Children with complex conditions often must rely on medical devices to survive, but, because most are designed for adults, life-saving technologies can also expose kids to additional risks, according to a study.

In a new Journal of Hospital Medicine report, researchers looked at 7 years of data from 4.1 million pediatric patients, finding that 3.3% experienced at least one adverse medical device event (ADME), adding up to more than 12,000 complications per year. And while the registry data don't specify the types of adverse event, vascular access devices and nervous system implants accounted for 44.4% of all complications.

"Although our study cannot answer too much of the 'why' for these events, it does point out that AMDEs are not rare and the burden falls largely on young children with complex chronic conditions," study author and Cincinnati Children's physician Patrick Brady said in a statement. "This is a somewhat early step that will allow our team and other researchers to start asking questions about what causes these events, how to predict them, and how we can design interventions to decrease their frequency."

The results come as regulators and devicemakers take a hard look at how technology affects kids. Late last year, a Circulation: Arrhythmia and Electrophysiology study found that children with implanted defibrillators reported quality-of-life scores in line with kids who have serious congenital heart disease, well below the average figures for adults.

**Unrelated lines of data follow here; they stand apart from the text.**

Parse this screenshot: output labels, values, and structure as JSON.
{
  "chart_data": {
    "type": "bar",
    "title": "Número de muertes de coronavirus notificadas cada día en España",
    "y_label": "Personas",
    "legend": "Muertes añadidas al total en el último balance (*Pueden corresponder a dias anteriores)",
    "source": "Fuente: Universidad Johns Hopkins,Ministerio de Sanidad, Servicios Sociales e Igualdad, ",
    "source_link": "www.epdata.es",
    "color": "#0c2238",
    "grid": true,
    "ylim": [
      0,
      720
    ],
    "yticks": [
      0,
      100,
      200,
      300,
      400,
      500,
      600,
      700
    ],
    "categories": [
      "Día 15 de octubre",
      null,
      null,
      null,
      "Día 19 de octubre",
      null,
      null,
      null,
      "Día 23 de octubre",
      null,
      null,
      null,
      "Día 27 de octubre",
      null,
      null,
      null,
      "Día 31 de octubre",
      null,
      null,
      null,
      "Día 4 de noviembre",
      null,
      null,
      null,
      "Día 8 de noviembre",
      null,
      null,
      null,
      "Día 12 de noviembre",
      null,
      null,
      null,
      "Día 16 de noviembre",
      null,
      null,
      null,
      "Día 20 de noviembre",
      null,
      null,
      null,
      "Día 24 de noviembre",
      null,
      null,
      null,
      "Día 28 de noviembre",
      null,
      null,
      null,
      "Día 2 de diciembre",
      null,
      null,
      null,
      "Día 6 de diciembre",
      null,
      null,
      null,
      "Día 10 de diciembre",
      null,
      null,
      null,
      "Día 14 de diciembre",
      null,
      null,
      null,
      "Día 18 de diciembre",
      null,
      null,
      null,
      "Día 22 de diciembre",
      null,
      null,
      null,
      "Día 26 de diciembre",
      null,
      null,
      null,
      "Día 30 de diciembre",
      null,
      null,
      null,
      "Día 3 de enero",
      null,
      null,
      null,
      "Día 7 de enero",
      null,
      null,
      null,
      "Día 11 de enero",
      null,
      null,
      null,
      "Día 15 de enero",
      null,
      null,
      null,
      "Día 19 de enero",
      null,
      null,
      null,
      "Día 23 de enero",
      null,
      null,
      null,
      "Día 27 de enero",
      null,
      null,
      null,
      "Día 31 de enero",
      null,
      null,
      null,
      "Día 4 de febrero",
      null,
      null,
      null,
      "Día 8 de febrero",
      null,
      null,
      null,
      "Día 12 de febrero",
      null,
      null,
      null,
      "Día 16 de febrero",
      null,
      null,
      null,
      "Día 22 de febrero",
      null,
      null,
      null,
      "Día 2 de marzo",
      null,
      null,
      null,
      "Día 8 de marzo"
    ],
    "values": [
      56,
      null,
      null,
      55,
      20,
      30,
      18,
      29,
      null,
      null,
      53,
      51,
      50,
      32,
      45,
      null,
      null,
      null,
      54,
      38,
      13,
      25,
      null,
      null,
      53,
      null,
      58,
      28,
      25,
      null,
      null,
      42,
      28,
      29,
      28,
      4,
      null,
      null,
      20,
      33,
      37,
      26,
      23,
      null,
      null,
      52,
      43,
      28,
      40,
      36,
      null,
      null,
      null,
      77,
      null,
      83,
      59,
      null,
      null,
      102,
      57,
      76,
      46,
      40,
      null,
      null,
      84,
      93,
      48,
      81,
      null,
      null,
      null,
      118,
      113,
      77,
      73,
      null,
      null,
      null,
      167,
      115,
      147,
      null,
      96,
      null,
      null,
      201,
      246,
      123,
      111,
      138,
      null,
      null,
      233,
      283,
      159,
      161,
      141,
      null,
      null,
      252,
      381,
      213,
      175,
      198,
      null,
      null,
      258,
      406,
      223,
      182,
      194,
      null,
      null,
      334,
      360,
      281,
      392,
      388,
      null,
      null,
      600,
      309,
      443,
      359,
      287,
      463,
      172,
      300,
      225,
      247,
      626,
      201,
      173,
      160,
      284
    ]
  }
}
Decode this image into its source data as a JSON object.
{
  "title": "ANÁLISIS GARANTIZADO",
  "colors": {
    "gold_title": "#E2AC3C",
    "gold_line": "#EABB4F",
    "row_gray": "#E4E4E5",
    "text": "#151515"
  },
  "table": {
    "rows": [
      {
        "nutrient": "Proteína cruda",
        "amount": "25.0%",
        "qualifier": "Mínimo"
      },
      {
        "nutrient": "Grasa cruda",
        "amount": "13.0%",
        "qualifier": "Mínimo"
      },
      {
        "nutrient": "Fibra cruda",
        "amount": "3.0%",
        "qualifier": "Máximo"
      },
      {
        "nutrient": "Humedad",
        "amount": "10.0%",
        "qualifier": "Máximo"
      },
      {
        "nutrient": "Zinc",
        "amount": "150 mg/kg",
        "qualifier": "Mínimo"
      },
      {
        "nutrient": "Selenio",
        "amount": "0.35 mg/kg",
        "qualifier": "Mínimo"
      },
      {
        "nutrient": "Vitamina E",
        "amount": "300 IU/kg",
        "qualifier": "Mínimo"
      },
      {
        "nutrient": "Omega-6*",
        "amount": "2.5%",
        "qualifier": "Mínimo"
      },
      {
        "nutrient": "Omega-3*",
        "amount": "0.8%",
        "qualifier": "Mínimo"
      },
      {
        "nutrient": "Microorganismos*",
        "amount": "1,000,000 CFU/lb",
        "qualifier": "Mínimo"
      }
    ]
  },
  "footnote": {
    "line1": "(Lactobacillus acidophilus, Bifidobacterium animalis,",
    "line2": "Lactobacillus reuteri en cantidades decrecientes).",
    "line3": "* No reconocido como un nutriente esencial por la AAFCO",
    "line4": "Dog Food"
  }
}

Similarly, the FDA is working to strengthen post-market surveillance of pediatric medical devices in hopes of improving outcomes for kids, and the agency has recently amended its draft guidance on radiation exposure for children.

The issue has been something of a call to action for Cincinnati Children's, and the hospital has teamed up with Israel's Ben-Gurion University to develop three new child-friendly medical devices, planning to invest $100,000 in each project to get started. In the same vein, Children's Healthcare of Atlanta and the Georgia Institute of Technology teamed up to create a $20 million research partnership to develop devices specifically for pediatric care.